For the long-time public health advocate, it was heartening to see the value of epidemiological modelling and public health advice recognised and incorporated in political decision making, not to mention the additional investment in the country’s public health units.

Dr Craig does not deny that parts of the health system are struggling but argues the Government has inherited a decade of underinvestment and realistically has only had two budgets to address it, with the first two focusing on primary care access, mental health, where there has been huge unmet need, and infrastructure development.

“This year the Government has moved to significantly expand our public health capacity in response to Covid-19, with this month’s budget also investing a record amount in DHBs to relieve basic cost pressures and help them catch up on the backlog created by Covid-19.

“But it’s not just about what’s in this year’s budget, you have to take a longer, strategic approach. You have to look over three, seven, ten years in terms of what is the broader investment strategy and asset management plan.”

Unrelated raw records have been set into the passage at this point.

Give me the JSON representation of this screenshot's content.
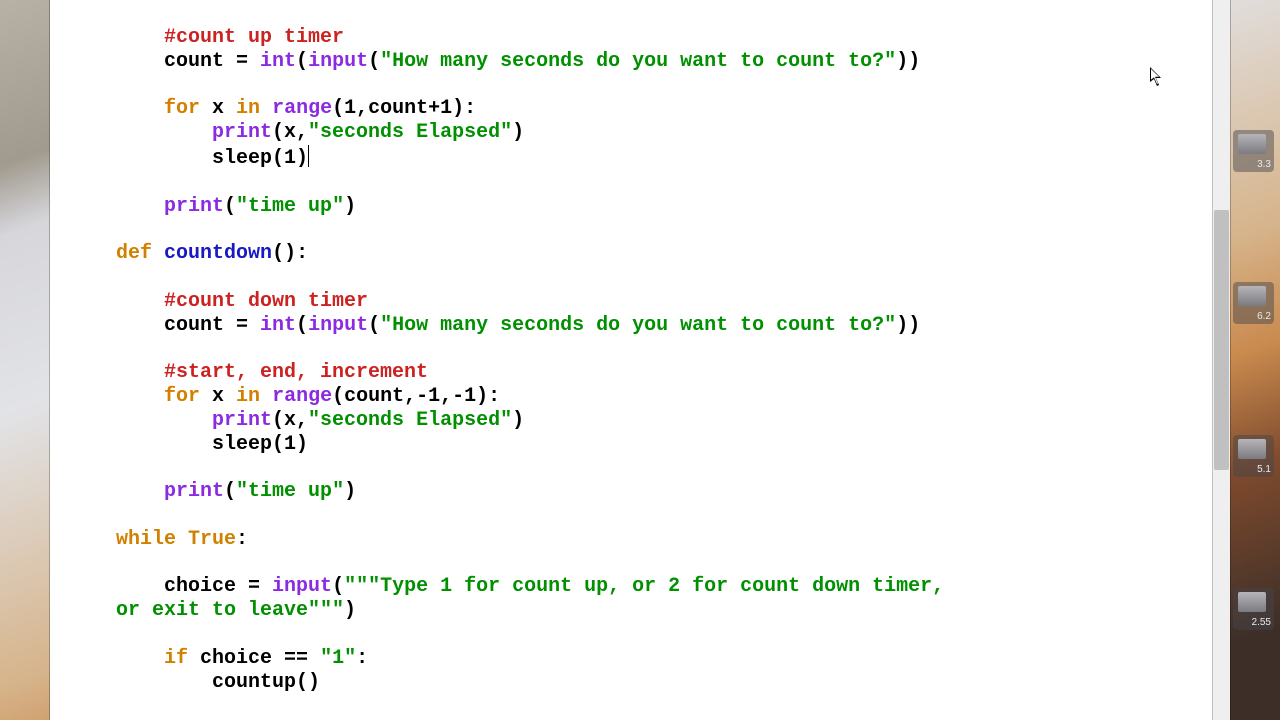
{
  "code": {
    "l01_comment": "#count up timer",
    "l02_a": "count = ",
    "l02_b": "int",
    "l02_c": "(",
    "l02_d": "input",
    "l02_e": "(",
    "l02_f": "\"How many seconds do you want to count to?\"",
    "l02_g": "))",
    "l03_a": "for",
    "l03_b": " x ",
    "l03_c": "in",
    "l03_d": " ",
    "l03_e": "range",
    "l03_f": "(1,count+1):",
    "l04_a": "print",
    "l04_b": "(x,",
    "l04_c": "\"seconds Elapsed\"",
    "l04_d": ")",
    "l05_a": "sleep(1)",
    "l06_a": "print",
    "l06_b": "(",
    "l06_c": "\"time up\"",
    "l06_d": ")",
    "l07_a": "def",
    "l07_b": " ",
    "l07_c": "countdown",
    "l07_d": "():",
    "l08_comment": "#count down timer",
    "l09_a": "count = ",
    "l09_b": "int",
    "l09_c": "(",
    "l09_d": "input",
    "l09_e": "(",
    "l09_f": "\"How many seconds do you want to count to?\"",
    "l09_g": "))",
    "l10_comment": "#start, end, increment",
    "l11_a": "for",
    "l11_b": " x ",
    "l11_c": "in",
    "l11_d": " ",
    "l11_e": "range",
    "l11_f": "(count,-1,-1):",
    "l12_a": "print",
    "l12_b": "(x,",
    "l12_c": "\"seconds Elapsed\"",
    "l12_d": ")",
    "l13_a": "sleep(1)",
    "l14_a": "print",
    "l14_b": "(",
    "l14_c": "\"time up\"",
    "l14_d": ")",
    "l15_a": "while",
    "l15_b": " ",
    "l15_c": "True",
    "l15_d": ":",
    "l16_a": "choice = ",
    "l16_b": "input",
    "l16_c": "(",
    "l16_d": "\"\"\"Type 1 for count up, or 2 for count down timer,",
    "l16_e": "or exit to leave\"\"\"",
    "l16_f": ")",
    "l17_a": "if",
    "l17_b": " choice == ",
    "l17_c": "\"1\"",
    "l17_d": ":",
    "l18_a": "countup()"
  },
  "desktop": {
    "snaps": [
      "3.3",
      "6.2",
      "5.1",
      "2.55"
    ]
  }
}
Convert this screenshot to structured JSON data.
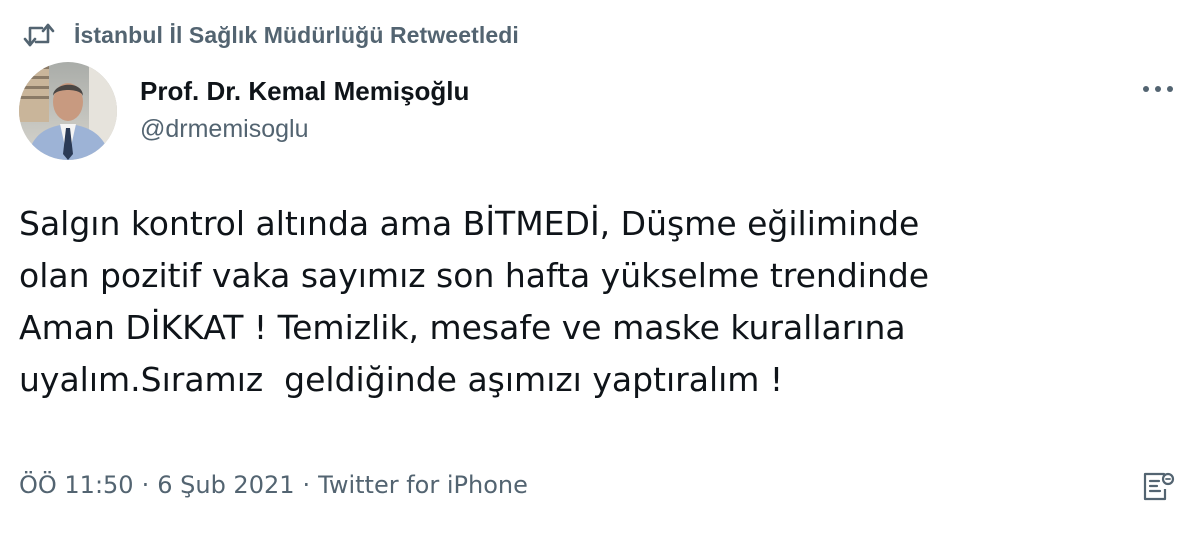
{
  "retweet": {
    "icon": "retweet-icon",
    "text": "İstanbul İl Sağlık Müdürlüğü Retweetledi"
  },
  "author": {
    "name": "Prof. Dr. Kemal Memişoğlu",
    "handle": "@drmemisoglu"
  },
  "more_icon": "more-dots-icon",
  "tweet": {
    "text": "Salgın kontrol altında ama BİTMEDİ, Düşme eğiliminde\nolan pozitif vaka sayımız son hafta yükselme trendinde\nAman DİKKAT ! Temizlik, mesafe ve maske kurallarına\nuyalım.Sıramız  geldiğinde aşımızı yaptıralım !"
  },
  "meta": {
    "time": "ÖÖ 11:50",
    "separator": "·",
    "date": "6 Şub 2021",
    "source": "Twitter for iPhone"
  },
  "analytics_icon": "analytics-icon",
  "colors": {
    "text_primary": "#0f1419",
    "text_secondary": "#536471",
    "background": "#ffffff"
  }
}
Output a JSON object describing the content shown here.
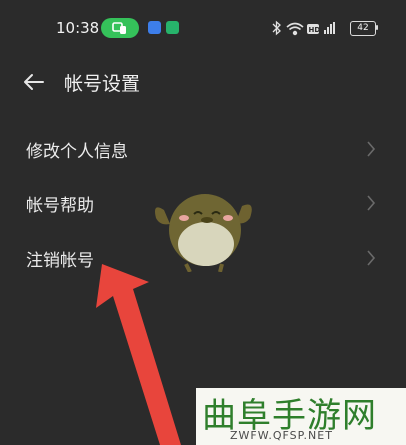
{
  "status_bar": {
    "time": "10:38",
    "battery": "42"
  },
  "header": {
    "title": "帐号设置"
  },
  "menu": {
    "items": [
      {
        "label": "修改个人信息"
      },
      {
        "label": "帐号帮助"
      },
      {
        "label": "注销帐号"
      }
    ]
  },
  "watermark": {
    "title": "曲阜手游网",
    "url": "ZWFW.QFSP.NET"
  },
  "colors": {
    "background": "#2b2b2b",
    "cast_pill": "#35c25a",
    "arrow": "#e8453c",
    "watermark_green": "#2f7f2c"
  },
  "icons": [
    "back-arrow-icon",
    "chevron-right-icon",
    "screen-cast-icon",
    "bluetooth-icon",
    "wifi-icon",
    "hd-icon",
    "signal-icon",
    "battery-icon"
  ]
}
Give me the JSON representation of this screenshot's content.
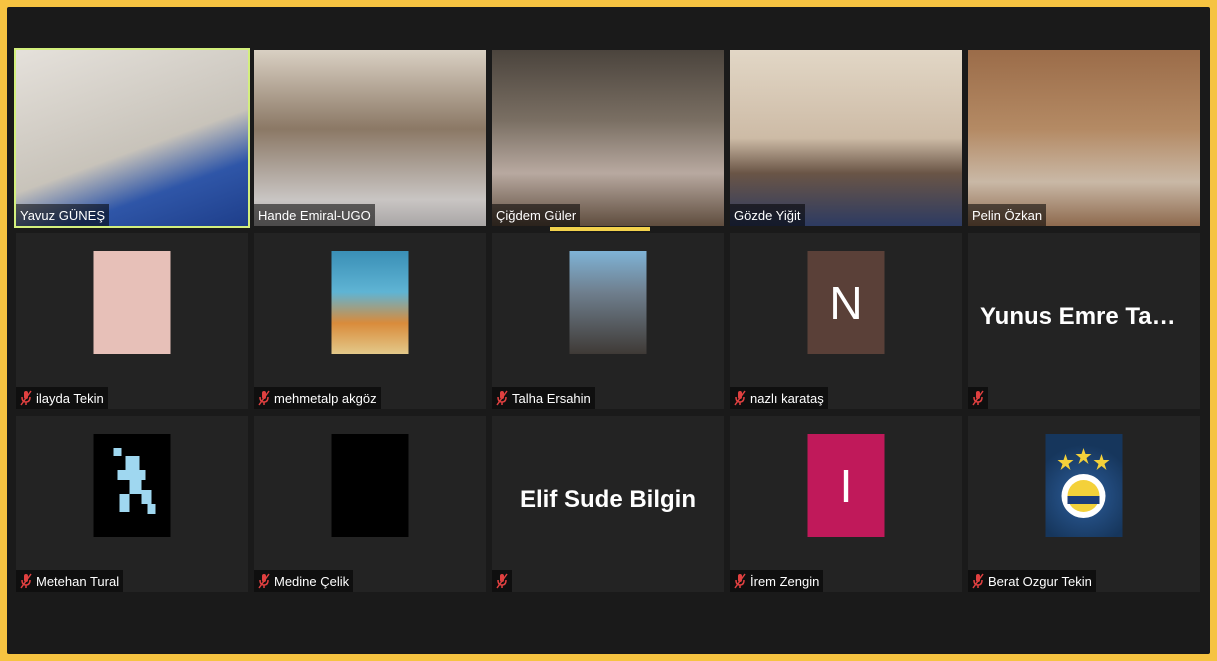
{
  "meeting": {
    "accent_color": "#f6c341",
    "active_speaker_outline": "#d3ef7d",
    "participants_row1": [
      {
        "name": "Yavuz GÜNEŞ",
        "video": "video-feed",
        "bg": "#c9c3b8"
      },
      {
        "name": "Hande Emiral-UGO",
        "video": "video-feed",
        "bg": "#8d7b6a"
      },
      {
        "name": "Çiğdem Güler",
        "video": "video-feed",
        "bg": "#6c6257"
      },
      {
        "name": "Gözde Yiğit",
        "video": "video-feed",
        "bg": "#d2c2aa"
      },
      {
        "name": "Pelin Özkan",
        "video": "video-feed",
        "bg": "#a77b58"
      }
    ],
    "participants_row2": [
      {
        "name": "ilayda Tekin",
        "muted": true,
        "avatar": "anime-avatar",
        "avatar_bg": "#e7c0b8"
      },
      {
        "name": "mehmetalp akgöz",
        "muted": true,
        "avatar": "album-cover-avatar",
        "avatar_bg": "#3a8fb6"
      },
      {
        "name": "Talha Ersahin",
        "muted": true,
        "avatar": "photo-avatar",
        "avatar_bg": "#7a6e64"
      },
      {
        "name": "nazlı karataş",
        "muted": true,
        "avatar": "letter-avatar",
        "letter": "N",
        "avatar_bg": "#5a4038"
      },
      {
        "name": "",
        "muted": true,
        "display_name": "Yunus Emre Taşa..."
      }
    ],
    "participants_row3": [
      {
        "name": "Metehan Tural",
        "muted": true,
        "avatar": "pixel-avatar",
        "avatar_bg": "#000000"
      },
      {
        "name": "Medine Çelik",
        "muted": true,
        "avatar": "black-avatar",
        "avatar_bg": "#000000"
      },
      {
        "name": "",
        "muted": true,
        "display_name": "Elif Sude Bilgin"
      },
      {
        "name": "İrem Zengin",
        "muted": true,
        "avatar": "letter-avatar",
        "letter": "I",
        "avatar_bg": "#c0195a"
      },
      {
        "name": "Berat Ozgur Tekin",
        "muted": true,
        "avatar": "club-logo-avatar",
        "avatar_bg": "#16365c"
      }
    ]
  }
}
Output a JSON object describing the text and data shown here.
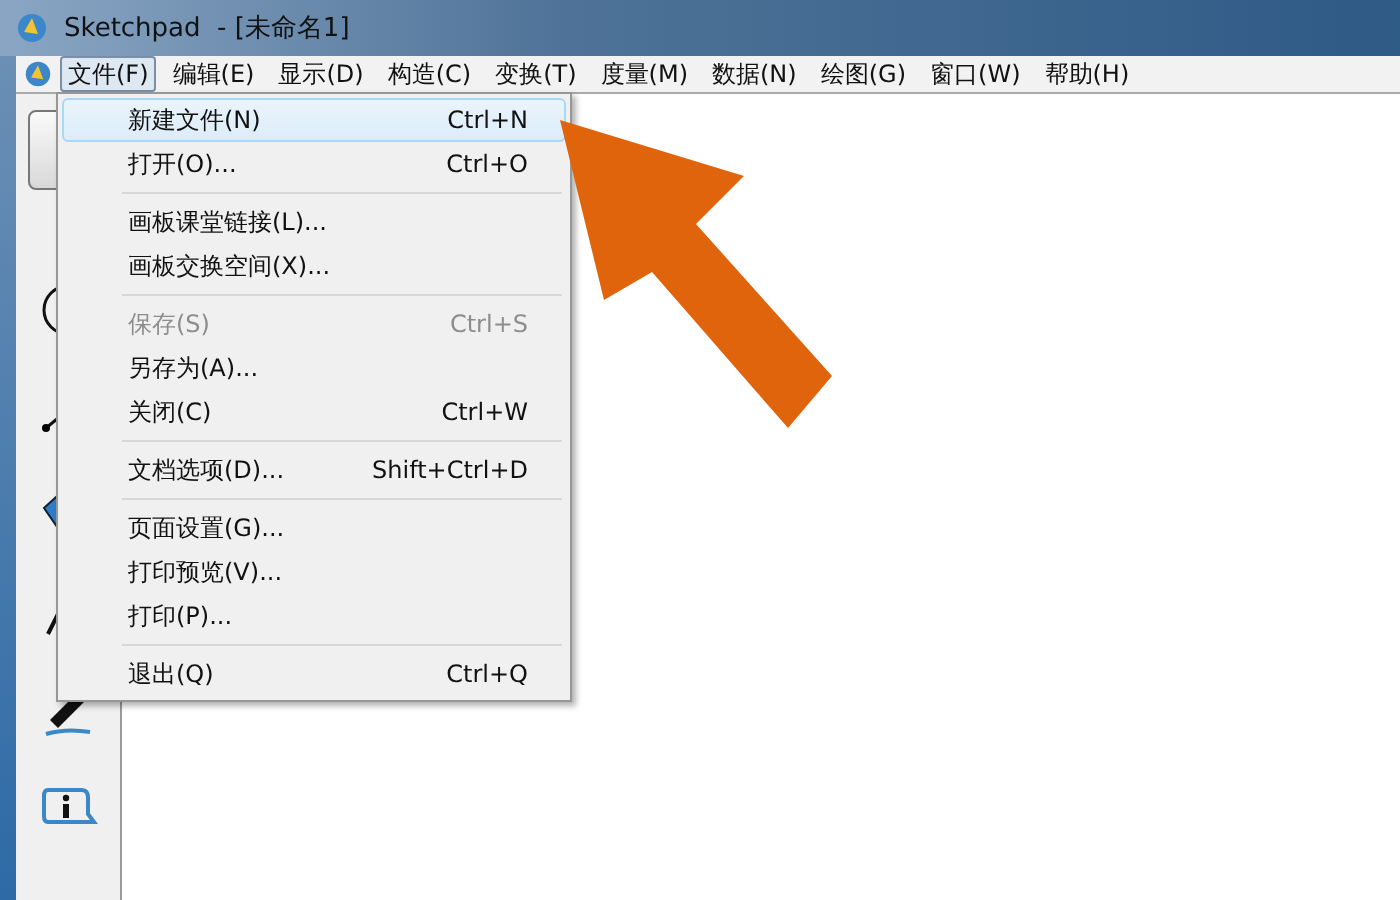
{
  "window": {
    "title": "Sketchpad  - [未命名1]"
  },
  "menu_bar": [
    {
      "label": "文件(F)",
      "selected": true
    },
    {
      "label": "编辑(E)",
      "selected": false
    },
    {
      "label": "显示(D)",
      "selected": false
    },
    {
      "label": "构造(C)",
      "selected": false
    },
    {
      "label": "变换(T)",
      "selected": false
    },
    {
      "label": "度量(M)",
      "selected": false
    },
    {
      "label": "数据(N)",
      "selected": false
    },
    {
      "label": "绘图(G)",
      "selected": false
    },
    {
      "label": "窗口(W)",
      "selected": false
    },
    {
      "label": "帮助(H)",
      "selected": false
    }
  ],
  "file_menu": [
    {
      "kind": "item",
      "label": "新建文件(N)",
      "shortcut": "Ctrl+N",
      "selected": true,
      "disabled": false
    },
    {
      "kind": "item",
      "label": "打开(O)...",
      "shortcut": "Ctrl+O",
      "selected": false,
      "disabled": false
    },
    {
      "kind": "separator"
    },
    {
      "kind": "item",
      "label": "画板课堂链接(L)...",
      "selected": false,
      "disabled": false
    },
    {
      "kind": "item",
      "label": "画板交换空间(X)...",
      "selected": false,
      "disabled": false
    },
    {
      "kind": "separator"
    },
    {
      "kind": "item",
      "label": "保存(S)",
      "shortcut": "Ctrl+S",
      "selected": false,
      "disabled": true
    },
    {
      "kind": "item",
      "label": "另存为(A)...",
      "selected": false,
      "disabled": false
    },
    {
      "kind": "item",
      "label": "关闭(C)",
      "shortcut": "Ctrl+W",
      "selected": false,
      "disabled": false
    },
    {
      "kind": "separator"
    },
    {
      "kind": "item",
      "label": "文档选项(D)...",
      "shortcut": "Shift+Ctrl+D",
      "selected": false,
      "disabled": false
    },
    {
      "kind": "separator"
    },
    {
      "kind": "item",
      "label": "页面设置(G)...",
      "selected": false,
      "disabled": false
    },
    {
      "kind": "item",
      "label": "打印预览(V)...",
      "selected": false,
      "disabled": false
    },
    {
      "kind": "item",
      "label": "打印(P)...",
      "selected": false,
      "disabled": false
    },
    {
      "kind": "separator"
    },
    {
      "kind": "item",
      "label": "退出(Q)",
      "shortcut": "Ctrl+Q",
      "selected": false,
      "disabled": false
    }
  ]
}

Workforce training and retention also requires “some strategic thinking,” she adds.

What really spins Dr Craig’s MP wheels is that on any given day she can be looking at water issues, employment issues, community development, housing, employment, or health.

For now, politics is very much in her future. She has been selected again to stand as Labour’s candidate for the Invercargill electorate.

“It would be good to be able to continue. In the first term you focus on the basics of being an MP, and the next step is being available where you are needed. Given my background, the health sector is definitely where I’d like to make a bigger political contribution.”